Sorry about this being long. I have to get out of that habit.

by Jeffrey Sachs(585)546-1018

With characteristic ignorance and unintelligibility, Rob Clemm has sinned once more against common sense. Last week’s installment of “Right Thinking” focused on the DNC’s supposed hypocrisy by pressuring Ralph Nader not to run as a third-party candidate and thereby endanger a Democratic victory. After all, Clemm argues, what right does any politician have to ask another to step out of the race? “How dare [Democrats] say, in this open society of ours, that someone doesn’t have the right to run. Nader has just as much right as anyone else to run.”

Gee, thanks for the civics lesson, Rob. It’s a good thing the Constitution has you on its side, keeping those fat cats in D.C. in line. Of course, I wasn’t aware that Terry McAuliffe or any other party leader had told Nader he didn’t have the right to run, just that it would be in the interest of the DNC and himself not to. Politicians pressure one another all the time, on all sides of the political spectrum. Sometimes they go too far; that’s when people start using words like “extortion.” The rest of the time it’s the natural grease that keeps the entire system in motion. It’s not like John Kerry took a baseball bat to Nader’s windshield or ran over his dog. Describing what McAuliffe did as a “hissy fit” is so ridiculous I want to crap myself.

But what really pisses me off is the frightening lack of research or detail that goes into every journalistic stillbirth Clemm manages to churn out. Before you wax idiotic for a hundred words about how the Republicans never pressured Ross Perot to end his third-party candidacy, maybe five minutes on the internet would be in order, ’cause that’s about how long it took me on LexisNexis to find a slew of articles all testifying to the contrary. In 1996, when another Perot candidacy seemed to threaten the country with four more years of Clinton, Republican candidate and Senate leader Bob Dole urged his opponent to “not get in the race and make it more difficult for the Republican.” In fact, Dole even sent his top campaign manager Scott Reed to Perot’s headquarters in October of that year specifically to ask him not to run. When reporters at Panama City, FL questioned Dole the next day about this somewhat dubious tactic, the senator ignored them, saying “I’ve got hearing problems.” Brilliant.

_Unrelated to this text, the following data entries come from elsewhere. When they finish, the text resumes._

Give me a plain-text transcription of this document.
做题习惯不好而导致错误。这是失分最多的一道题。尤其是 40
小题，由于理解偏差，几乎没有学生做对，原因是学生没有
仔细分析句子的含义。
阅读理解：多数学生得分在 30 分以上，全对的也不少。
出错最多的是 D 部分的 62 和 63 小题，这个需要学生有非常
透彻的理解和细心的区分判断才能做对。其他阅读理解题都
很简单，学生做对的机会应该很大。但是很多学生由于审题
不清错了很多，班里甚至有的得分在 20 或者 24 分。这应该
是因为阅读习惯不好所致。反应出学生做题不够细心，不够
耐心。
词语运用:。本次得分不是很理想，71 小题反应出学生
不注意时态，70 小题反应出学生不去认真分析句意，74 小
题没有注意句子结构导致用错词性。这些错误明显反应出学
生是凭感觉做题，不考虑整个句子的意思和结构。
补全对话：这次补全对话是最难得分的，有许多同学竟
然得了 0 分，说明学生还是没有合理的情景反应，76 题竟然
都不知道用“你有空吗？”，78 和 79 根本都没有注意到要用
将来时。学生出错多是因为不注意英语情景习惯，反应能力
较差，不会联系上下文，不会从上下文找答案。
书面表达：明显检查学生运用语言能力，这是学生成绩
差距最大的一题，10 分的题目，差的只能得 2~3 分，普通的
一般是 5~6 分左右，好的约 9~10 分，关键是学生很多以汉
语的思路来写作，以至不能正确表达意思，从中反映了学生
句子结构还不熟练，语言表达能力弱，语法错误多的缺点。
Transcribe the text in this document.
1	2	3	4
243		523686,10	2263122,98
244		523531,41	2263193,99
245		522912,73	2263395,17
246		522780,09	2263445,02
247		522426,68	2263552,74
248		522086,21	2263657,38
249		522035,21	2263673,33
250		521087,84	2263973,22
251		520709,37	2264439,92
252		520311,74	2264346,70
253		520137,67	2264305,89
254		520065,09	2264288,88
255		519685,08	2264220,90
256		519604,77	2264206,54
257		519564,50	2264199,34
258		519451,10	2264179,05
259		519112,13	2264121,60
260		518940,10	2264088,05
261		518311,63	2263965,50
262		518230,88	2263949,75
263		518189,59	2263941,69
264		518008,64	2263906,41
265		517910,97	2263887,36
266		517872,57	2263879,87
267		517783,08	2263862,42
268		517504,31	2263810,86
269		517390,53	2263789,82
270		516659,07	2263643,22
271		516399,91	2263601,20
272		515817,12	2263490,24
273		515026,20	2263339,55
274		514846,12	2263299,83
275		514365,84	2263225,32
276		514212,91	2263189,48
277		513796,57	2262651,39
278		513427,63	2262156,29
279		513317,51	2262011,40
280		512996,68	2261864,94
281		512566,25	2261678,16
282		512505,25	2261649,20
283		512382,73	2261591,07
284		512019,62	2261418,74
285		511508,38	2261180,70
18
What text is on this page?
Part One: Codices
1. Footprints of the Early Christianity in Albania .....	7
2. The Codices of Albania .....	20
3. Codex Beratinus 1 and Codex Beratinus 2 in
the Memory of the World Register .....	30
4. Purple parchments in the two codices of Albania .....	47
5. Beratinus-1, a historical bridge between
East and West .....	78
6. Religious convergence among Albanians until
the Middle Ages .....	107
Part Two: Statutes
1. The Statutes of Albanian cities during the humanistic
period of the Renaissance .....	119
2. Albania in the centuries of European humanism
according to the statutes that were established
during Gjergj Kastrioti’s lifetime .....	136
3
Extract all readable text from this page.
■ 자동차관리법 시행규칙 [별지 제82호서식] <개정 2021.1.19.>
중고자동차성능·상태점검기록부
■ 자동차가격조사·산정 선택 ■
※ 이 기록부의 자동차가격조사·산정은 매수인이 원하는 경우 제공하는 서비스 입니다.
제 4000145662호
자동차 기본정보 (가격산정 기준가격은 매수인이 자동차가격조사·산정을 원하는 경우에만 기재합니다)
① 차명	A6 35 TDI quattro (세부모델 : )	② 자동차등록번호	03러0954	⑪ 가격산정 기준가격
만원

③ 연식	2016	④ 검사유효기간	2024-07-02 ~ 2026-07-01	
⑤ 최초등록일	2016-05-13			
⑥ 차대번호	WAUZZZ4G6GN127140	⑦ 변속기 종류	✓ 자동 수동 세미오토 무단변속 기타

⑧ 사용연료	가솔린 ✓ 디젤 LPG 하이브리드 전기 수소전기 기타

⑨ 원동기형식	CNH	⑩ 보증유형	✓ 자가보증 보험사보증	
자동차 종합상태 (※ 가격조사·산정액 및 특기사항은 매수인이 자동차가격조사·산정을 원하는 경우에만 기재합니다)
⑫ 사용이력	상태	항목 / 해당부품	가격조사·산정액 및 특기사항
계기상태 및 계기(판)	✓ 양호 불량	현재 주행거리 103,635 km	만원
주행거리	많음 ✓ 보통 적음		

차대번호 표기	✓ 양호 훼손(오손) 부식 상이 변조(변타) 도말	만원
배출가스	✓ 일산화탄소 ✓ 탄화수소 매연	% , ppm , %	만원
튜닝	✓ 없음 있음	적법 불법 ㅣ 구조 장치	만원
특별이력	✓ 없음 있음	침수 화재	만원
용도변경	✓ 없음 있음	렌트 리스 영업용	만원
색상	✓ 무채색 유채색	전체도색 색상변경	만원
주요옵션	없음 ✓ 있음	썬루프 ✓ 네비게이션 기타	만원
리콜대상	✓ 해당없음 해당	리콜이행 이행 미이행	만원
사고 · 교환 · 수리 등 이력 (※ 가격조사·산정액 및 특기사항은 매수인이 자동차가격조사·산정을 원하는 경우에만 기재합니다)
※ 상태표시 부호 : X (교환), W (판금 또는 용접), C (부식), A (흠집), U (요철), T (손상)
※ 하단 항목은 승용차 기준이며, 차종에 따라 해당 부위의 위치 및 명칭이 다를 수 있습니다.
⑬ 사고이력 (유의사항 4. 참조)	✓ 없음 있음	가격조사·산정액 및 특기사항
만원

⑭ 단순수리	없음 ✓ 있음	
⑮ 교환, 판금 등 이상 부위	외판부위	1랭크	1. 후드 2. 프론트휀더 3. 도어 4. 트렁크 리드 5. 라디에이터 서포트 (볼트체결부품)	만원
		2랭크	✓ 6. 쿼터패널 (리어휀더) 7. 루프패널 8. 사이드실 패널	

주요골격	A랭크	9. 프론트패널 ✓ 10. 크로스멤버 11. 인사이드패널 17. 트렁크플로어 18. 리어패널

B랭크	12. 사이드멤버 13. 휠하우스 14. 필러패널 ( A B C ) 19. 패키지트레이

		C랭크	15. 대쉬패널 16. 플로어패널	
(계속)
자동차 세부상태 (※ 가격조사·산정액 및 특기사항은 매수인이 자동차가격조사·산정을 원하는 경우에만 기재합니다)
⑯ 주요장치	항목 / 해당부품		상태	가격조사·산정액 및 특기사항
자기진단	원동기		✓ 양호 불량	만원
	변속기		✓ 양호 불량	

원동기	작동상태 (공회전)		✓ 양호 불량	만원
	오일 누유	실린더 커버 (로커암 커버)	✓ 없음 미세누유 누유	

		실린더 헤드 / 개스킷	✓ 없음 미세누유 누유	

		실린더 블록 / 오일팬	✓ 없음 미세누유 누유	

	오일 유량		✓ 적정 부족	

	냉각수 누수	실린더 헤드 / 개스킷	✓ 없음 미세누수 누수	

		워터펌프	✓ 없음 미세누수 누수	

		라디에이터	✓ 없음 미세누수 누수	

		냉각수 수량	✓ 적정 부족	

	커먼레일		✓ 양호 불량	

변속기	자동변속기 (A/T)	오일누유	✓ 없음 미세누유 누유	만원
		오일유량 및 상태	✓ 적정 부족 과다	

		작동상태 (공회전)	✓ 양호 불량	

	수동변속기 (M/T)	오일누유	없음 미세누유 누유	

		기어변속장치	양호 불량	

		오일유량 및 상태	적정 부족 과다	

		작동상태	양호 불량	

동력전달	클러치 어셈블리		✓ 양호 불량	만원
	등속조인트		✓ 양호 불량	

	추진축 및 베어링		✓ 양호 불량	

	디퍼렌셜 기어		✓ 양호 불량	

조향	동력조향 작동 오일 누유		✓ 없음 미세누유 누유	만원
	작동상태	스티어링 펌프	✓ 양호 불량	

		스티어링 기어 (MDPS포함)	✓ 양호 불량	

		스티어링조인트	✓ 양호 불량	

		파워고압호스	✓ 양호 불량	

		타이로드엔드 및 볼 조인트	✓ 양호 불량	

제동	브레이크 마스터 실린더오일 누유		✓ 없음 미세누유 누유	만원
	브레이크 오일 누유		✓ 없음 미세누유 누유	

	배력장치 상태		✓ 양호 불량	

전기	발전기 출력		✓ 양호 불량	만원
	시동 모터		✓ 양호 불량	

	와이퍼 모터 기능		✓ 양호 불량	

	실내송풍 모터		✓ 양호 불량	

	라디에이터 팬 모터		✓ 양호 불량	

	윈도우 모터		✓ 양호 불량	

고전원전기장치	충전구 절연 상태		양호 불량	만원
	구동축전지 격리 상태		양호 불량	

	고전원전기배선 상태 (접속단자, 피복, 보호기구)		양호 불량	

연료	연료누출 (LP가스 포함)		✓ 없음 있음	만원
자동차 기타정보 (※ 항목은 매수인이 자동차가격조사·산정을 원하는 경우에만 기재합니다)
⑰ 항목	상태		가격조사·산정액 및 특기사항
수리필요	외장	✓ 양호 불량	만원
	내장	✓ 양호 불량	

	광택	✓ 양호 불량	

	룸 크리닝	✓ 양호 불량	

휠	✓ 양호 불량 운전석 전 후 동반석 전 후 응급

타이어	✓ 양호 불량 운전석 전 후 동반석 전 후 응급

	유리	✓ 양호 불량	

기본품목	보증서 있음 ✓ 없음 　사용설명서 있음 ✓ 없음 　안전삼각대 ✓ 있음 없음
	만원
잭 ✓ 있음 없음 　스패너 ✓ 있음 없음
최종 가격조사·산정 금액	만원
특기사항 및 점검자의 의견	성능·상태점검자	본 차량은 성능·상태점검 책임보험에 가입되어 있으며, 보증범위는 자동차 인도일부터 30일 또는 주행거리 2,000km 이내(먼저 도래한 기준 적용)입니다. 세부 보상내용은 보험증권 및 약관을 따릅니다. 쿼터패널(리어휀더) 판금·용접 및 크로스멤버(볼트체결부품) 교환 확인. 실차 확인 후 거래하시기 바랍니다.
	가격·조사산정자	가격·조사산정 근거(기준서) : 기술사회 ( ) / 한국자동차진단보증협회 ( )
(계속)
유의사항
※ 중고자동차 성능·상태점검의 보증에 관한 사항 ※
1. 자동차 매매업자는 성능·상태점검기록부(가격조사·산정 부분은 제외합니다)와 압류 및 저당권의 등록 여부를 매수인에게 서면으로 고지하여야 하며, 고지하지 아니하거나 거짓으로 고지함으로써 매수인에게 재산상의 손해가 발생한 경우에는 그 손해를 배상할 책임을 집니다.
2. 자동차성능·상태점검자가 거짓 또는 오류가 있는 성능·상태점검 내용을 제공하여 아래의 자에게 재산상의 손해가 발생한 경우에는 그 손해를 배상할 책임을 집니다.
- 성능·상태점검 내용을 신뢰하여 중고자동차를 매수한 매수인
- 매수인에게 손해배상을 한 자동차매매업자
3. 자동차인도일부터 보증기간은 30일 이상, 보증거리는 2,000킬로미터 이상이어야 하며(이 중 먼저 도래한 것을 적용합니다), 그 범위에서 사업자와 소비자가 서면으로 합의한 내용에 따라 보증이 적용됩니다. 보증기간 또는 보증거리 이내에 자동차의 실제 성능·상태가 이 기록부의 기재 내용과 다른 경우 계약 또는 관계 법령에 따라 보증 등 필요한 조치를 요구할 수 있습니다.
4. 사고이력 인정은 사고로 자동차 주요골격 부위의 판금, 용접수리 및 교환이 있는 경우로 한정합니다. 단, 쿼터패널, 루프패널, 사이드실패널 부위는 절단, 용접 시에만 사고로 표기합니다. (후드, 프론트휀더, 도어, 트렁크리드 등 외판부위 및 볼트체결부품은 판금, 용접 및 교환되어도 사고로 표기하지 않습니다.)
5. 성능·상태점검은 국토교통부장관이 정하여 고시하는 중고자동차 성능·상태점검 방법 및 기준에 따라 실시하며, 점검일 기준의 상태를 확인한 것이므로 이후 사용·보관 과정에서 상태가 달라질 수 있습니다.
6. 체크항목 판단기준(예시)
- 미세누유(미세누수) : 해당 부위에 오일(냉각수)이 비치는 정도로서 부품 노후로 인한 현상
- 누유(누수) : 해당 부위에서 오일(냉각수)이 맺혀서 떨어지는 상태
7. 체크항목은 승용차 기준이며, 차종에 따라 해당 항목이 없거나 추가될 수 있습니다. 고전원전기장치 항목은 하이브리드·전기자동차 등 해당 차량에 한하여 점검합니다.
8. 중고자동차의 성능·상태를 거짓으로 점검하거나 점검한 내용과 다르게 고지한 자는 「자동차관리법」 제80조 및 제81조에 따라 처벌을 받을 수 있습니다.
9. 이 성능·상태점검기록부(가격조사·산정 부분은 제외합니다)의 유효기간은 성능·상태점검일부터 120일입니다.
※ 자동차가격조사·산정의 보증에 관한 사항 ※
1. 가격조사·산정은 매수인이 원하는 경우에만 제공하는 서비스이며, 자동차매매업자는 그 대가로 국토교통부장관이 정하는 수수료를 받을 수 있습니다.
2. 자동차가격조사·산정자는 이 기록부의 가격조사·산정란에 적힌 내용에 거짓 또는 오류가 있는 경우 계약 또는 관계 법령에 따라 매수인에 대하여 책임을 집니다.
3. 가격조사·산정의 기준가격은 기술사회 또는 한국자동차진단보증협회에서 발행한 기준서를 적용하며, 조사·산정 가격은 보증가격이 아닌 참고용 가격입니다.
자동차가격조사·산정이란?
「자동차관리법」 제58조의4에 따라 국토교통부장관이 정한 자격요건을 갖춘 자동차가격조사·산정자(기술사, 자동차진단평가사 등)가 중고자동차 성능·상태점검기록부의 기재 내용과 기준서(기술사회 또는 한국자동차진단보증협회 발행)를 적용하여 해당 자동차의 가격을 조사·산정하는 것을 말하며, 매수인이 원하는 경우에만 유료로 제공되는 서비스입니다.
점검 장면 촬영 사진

Look, I don’t begrudge any candidate the right to urge others to stay out of the race. And more to the point, I don’t begrudge Clemm his right to represent Republican ideology and conservative thinking. I’m no Democratic zealot who’s going to start cutting wrists anytime he sees something he don’t like, but what I can’t suffer anymore is the appalling lack of anything even approaching detail in Clemm’s articles. The man has the right to say whatever he wants, but for God’s sake, please try to say it well.